For Immediate Release:
May 30, 2023
Nicole Meyer 202-483-7382
Fort Lauderdale, Fla. – Because Whole Foods is selling coconut milk from Thailand—including through its own 365 by Whole Foods Market brand—even though PETA Asia investigations have revealed that monkeys in that country are caged, kept in isolation, chained for life, and trained through fear of punishment to pick coconuts, PETA “monkeys” will dump wheelbarrows full of humanely picked coconuts outside a Whole Foods store in Fort Lauderdale, near the Whole Foods Southeast regional office, as part of a new international campaign against the company. The action follows PETA’s successful campaign against HelloFresh, which has now confirmed that Thai coconut milk will be out of its meal-kit service by this summer.
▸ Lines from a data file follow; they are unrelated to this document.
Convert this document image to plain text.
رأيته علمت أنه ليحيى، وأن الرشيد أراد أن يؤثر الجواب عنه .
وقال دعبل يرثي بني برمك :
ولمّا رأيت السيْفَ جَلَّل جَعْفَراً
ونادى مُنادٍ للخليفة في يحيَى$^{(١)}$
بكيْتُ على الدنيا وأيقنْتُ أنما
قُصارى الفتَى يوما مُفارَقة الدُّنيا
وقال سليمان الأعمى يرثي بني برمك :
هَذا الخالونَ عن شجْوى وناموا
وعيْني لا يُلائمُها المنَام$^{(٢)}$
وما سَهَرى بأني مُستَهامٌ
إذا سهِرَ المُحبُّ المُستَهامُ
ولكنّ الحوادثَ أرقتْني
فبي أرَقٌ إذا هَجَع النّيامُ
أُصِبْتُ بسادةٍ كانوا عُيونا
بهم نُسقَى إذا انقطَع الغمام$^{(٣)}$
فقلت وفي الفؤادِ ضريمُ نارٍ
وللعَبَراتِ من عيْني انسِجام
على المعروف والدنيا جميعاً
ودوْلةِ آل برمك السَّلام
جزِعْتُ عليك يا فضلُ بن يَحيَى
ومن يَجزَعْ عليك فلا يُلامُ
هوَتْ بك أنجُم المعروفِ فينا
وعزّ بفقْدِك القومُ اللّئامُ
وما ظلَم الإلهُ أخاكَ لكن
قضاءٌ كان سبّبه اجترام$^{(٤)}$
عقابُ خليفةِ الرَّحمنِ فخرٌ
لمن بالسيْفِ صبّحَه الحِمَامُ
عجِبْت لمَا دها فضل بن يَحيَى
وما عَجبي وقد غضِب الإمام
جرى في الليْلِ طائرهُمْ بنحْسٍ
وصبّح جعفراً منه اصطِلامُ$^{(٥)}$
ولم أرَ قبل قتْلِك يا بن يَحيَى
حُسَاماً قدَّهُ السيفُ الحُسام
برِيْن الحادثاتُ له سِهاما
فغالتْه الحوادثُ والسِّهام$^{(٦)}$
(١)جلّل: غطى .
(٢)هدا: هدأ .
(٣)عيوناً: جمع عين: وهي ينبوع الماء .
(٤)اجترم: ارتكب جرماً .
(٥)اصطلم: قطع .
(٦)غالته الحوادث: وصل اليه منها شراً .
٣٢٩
When: Thursday, June 1, 12 noon
Where: Outside Whole Foods, 501 S.E. 17th St., at the intersection of S.E. 17th Street and U.S. Route 1, Fort Lauderdale
Many monkeys used in Thailand’s coconut-picking industry are taken from their natural forest homes when they’re babies. Handlers put metal collars and leashes on them and sometimes remove their canine teeth so they can’t defend themselves. PETA Asia’s investigative footage shows trainers striking them, dangling them by their necks, and whipping them. Because the industry and the Thai government lie about and deceive consumers about their systemic reliance on monkey labor, it’s impossible to guarantee that any coconut milk from Thailand is cruelty-free.
“Whole Foods knows that Thailand’s forced monkey labor is a damnable business, yet it’s profiting off these suffering primates by obtaining coconut milk from that country,” says PETA Executive Vice President Tracy Reiman. “PETA is calling on Whole Foods to take a whole lot of cruelty off its shelves by selling canned coconut milk only from countries like India, Indonesia, and the Philippines, where monkey labor isn’t used.”
PETA—whose motto reads, in part, that “animals are not ours to abuse in any way”—opposes speciesism, a human-supremacist worldview.